Appeal by the defendant from a judgment of the Supreme Court, Kings County (Goldstein, J.), rendered February 5, 1987, convicting him of criminal possession of stolen property in the third degree, unauthorized use of a vehicle in the second degree, criminal mischief in the fourth degree, and possession of burglar’s tools, upon a jury verdict, and imposing sentence.
Ordered that the judgment is affirmed.
We find unpersuasive the defendant’s contention that a material portion of the trial was conducted in his absence so as to mandate reversal. The Trial Justice had the defendant’s accomplice, who was incarcerated on unrelated charges, produced in the courtroom.

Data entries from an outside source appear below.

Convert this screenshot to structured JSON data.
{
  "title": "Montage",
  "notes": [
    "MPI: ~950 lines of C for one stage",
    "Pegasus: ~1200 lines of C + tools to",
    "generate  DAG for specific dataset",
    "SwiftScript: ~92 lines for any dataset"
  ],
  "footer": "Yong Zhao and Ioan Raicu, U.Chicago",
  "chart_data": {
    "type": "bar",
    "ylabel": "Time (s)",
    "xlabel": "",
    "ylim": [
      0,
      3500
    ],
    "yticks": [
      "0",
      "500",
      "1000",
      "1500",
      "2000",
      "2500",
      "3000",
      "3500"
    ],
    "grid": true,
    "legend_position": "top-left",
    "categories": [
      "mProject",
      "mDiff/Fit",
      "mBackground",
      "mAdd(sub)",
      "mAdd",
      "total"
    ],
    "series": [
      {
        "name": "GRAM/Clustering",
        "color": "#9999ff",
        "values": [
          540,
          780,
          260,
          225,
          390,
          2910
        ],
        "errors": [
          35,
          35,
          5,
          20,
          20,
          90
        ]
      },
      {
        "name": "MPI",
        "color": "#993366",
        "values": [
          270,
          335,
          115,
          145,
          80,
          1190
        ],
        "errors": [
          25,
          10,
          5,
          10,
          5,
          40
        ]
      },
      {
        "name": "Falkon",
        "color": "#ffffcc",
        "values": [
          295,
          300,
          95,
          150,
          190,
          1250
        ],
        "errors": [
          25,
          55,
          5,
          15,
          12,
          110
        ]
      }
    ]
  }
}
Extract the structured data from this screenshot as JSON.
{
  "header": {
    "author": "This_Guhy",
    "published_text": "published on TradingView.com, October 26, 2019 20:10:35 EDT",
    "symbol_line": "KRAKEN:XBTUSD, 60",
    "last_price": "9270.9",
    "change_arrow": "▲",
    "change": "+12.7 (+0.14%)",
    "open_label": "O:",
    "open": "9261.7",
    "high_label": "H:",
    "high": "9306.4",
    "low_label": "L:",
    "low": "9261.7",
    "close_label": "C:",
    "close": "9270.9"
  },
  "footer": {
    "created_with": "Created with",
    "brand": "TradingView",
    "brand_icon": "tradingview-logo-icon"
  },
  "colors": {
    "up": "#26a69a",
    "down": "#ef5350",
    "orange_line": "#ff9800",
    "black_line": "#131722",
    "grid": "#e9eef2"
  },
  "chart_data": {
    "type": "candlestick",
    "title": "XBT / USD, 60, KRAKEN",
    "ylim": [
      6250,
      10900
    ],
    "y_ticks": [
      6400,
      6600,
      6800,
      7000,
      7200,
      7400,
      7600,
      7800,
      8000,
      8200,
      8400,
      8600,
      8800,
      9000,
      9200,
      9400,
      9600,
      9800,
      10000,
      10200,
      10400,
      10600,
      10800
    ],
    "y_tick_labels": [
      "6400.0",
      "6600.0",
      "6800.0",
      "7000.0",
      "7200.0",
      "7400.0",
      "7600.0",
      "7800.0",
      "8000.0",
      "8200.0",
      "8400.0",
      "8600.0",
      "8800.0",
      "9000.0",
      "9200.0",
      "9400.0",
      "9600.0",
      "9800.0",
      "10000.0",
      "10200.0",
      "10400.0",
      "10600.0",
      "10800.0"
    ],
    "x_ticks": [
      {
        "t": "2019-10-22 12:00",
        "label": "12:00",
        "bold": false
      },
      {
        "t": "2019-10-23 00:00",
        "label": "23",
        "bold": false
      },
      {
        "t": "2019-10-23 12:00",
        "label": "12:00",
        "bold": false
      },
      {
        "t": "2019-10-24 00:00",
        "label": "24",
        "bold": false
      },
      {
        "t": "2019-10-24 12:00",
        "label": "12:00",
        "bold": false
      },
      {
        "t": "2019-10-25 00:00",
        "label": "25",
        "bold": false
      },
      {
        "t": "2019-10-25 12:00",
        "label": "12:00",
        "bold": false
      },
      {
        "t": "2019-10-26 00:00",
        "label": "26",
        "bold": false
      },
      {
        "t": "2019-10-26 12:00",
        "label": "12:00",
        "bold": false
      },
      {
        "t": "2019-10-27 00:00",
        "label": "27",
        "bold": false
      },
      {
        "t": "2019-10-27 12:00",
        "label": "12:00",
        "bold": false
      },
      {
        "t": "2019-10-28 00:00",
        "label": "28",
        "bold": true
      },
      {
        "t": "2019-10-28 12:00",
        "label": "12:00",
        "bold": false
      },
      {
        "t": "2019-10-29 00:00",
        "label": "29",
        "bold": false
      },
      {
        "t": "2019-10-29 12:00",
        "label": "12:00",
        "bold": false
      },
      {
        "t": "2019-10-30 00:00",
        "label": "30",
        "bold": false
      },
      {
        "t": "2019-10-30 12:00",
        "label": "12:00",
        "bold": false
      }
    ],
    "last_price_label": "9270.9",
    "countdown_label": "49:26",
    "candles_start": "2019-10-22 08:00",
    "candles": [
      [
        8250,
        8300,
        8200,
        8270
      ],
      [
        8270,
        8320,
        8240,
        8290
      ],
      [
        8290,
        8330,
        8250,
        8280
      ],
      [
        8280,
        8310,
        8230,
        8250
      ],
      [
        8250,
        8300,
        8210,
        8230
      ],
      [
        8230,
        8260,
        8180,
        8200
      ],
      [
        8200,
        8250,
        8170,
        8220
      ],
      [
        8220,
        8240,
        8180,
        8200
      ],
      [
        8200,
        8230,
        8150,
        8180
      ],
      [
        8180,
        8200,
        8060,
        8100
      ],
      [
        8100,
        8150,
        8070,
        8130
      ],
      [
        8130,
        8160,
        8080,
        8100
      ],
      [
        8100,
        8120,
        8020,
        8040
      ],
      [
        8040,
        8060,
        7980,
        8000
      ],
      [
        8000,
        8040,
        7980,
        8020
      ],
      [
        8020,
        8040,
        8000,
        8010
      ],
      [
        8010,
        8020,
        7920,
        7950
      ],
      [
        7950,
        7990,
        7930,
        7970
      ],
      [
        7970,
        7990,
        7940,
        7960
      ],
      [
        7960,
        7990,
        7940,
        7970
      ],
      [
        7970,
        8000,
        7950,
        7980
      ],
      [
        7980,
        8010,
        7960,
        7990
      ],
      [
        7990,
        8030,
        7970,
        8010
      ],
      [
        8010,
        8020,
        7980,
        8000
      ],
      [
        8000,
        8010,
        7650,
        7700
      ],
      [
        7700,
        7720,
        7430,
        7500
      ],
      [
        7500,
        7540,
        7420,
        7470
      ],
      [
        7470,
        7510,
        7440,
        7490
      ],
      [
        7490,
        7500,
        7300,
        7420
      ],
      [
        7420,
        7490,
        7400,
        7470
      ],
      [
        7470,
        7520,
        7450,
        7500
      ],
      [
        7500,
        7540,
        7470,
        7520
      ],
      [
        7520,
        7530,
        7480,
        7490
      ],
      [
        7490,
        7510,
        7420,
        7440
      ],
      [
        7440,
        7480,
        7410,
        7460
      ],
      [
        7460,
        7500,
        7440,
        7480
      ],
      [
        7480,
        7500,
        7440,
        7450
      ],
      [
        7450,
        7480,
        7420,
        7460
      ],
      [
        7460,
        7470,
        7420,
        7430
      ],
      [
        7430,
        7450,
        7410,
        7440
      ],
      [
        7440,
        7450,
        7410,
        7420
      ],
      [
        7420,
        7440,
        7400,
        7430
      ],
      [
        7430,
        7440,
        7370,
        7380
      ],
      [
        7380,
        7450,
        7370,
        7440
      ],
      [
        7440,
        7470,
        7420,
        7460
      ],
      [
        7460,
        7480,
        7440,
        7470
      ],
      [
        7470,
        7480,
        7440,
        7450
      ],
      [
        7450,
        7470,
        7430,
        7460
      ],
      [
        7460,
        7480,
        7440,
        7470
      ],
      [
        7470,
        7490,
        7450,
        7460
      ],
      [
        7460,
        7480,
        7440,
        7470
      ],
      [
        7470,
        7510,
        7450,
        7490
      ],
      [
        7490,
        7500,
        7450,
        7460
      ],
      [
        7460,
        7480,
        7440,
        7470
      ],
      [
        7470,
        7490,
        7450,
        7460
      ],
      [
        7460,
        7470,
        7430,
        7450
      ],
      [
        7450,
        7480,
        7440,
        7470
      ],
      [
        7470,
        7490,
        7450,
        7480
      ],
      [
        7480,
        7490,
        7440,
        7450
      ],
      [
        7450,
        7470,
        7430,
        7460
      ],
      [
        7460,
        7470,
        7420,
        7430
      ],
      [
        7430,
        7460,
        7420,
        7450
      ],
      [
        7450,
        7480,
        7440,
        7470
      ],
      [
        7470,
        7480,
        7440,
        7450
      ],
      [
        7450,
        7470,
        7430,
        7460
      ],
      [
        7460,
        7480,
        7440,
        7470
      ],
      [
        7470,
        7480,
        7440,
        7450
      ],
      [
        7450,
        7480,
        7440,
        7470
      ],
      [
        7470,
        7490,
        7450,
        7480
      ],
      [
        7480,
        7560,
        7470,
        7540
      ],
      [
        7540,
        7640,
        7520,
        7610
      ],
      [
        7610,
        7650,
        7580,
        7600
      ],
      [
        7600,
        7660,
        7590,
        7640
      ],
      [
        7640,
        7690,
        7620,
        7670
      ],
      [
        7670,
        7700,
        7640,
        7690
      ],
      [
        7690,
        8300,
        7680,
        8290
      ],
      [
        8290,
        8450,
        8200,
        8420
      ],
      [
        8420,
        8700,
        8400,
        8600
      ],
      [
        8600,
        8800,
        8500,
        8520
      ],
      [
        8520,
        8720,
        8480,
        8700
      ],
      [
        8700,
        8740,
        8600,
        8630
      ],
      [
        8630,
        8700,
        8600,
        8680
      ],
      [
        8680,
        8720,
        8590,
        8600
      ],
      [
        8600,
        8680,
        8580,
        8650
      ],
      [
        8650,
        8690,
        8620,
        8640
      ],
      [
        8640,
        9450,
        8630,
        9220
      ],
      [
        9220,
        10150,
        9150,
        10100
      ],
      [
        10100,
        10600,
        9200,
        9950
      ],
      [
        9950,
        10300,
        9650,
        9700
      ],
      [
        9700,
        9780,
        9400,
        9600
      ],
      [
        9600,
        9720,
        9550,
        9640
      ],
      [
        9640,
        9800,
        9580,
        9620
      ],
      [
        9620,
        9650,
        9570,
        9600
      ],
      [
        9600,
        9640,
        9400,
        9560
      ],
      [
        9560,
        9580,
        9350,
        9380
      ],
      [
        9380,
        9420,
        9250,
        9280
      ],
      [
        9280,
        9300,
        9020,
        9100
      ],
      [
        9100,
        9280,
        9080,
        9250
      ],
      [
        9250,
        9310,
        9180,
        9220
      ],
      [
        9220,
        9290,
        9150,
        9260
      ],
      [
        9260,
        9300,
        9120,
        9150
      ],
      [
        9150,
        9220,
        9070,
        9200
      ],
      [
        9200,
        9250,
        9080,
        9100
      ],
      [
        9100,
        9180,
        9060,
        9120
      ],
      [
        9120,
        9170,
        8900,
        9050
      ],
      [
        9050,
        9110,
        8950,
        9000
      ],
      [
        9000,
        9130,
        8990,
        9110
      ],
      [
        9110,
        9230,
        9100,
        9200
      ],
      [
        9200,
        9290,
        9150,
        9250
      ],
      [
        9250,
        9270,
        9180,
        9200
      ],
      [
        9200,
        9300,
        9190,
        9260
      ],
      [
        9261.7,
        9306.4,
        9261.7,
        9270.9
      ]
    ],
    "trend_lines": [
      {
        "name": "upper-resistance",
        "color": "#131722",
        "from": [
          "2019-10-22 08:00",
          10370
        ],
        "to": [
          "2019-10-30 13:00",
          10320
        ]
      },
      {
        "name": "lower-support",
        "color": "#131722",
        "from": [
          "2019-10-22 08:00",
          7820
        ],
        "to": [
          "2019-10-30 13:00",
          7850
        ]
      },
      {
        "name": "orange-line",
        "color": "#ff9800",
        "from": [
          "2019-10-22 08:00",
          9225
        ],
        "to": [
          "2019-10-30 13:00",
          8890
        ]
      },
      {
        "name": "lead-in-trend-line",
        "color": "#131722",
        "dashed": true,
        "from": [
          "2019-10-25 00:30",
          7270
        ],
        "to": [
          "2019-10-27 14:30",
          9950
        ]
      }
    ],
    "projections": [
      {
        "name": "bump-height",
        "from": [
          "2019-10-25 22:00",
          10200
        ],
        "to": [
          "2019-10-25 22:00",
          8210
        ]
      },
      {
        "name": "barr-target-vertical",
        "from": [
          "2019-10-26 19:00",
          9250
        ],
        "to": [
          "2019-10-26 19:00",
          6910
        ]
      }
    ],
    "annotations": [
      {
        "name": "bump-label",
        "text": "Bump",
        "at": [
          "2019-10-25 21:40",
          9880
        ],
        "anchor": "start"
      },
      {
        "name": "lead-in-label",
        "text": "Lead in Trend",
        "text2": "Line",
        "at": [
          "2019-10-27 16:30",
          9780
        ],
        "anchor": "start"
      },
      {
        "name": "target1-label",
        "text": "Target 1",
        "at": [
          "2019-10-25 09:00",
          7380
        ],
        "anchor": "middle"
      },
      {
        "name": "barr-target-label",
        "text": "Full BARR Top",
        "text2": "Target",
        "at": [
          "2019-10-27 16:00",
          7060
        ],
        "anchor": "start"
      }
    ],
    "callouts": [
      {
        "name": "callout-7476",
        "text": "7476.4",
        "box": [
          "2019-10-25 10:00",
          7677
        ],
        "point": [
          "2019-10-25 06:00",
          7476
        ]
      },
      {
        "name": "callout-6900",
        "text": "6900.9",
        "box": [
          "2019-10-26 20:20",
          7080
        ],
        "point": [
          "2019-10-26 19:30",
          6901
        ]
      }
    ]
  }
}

In the absence of the defendant, the Trial Justice held a conference with the prosecutor, the defendant’s counsel, and the accomplice and his attorney, regarding the possibility of either side calling the accomplice as a witness. The Trial Justice was informed that, although the accomplice had spoken with the prosecutor on the previous day, he was no longer willing to speak to the attorneys for either side. The defendant’s counsel then requested disclosure of any exculpatory information previously related by the accomplice to the prosecutor, and the Trial Justice directed the prosecutor to reveal any statements made by the accomplice which would exculpate the defendant or which might be used to impeach the credibility of the People’s witnesses. In response, the prosecutor stated that the accomplice’s version of the events had in no way exculpated the defendant, but had provided a slightly different description of the route taken by the defendant in the stolen vehicle prior to his arrest. The prosecutor also related the accomplice’s claim that he (the accomplice) was struck by one of the police officers at the time of the arrest. The prosecutor expressed no desire to call the accomplice as a witness, and the defendant’s counsel indicated *717that he would consult with his client in order to determine whether to call the accomplice as a defense witness. At the conclusion of the recess, and in the defendant’s presence, the defendant’s counsel indicated that he would not call the accomplice as a witness if the accomplice intended to invoke his right against self-incrimination. The accomplice was then produced in the courtroom, placed on the witness stand, and sworn in the presence of the defendant. However, on the advice of his counsel, he invoked his Fifth Amendment right against self-incrimination with respect to the events which occurred on the date of the crime. The defendant’s counsel, after again consulting with the defendant, informed the court that he would not call the accomplice as a witness.
Contrary to the defendant’s contention, the foregoing facts do not establish that he was absent during a material part of the trial. It is settled that "due process requires the presence of a defendant at his trial 'to the extent that a fair and just hearing would be thwarted by his absence, and to that extent only’ ” (People v Mullen, 44 NY2d 1, 4-5, quoting Snyder v Massachusetts, 291 US 97, 108). Moreover, a defendant’s presence is required only where his absence would have a "substantial effect on his opportunity to defend” (People v Mullen, supra, at 6). In the present case, the trial court merely held a brief and informal conference with counsel regarding the possibility of the defendant’s accomplice being called as a witness. No hearing was held, nor can it be said that any aspect of the conference substantially affected the defendant’s ability to defend against the charges at trial. The defendant simply was not entitled to be present during the prosecutor’s disclosure of the substance of a witness’s statement to the defense attorney, any more than he would have been entitled to be present were such information related during pretrial discovery. Additionally, the record indicates that the defendant’s counsel consulted with the defendant following the conference and prior to the defense decision not to call the accomplice as a witness.
We have considered the defendant’s remaining contentions and find them to be without merit. Bracken, J. P., Sullivan, Harwood and Rosenblatt, JJ., concur.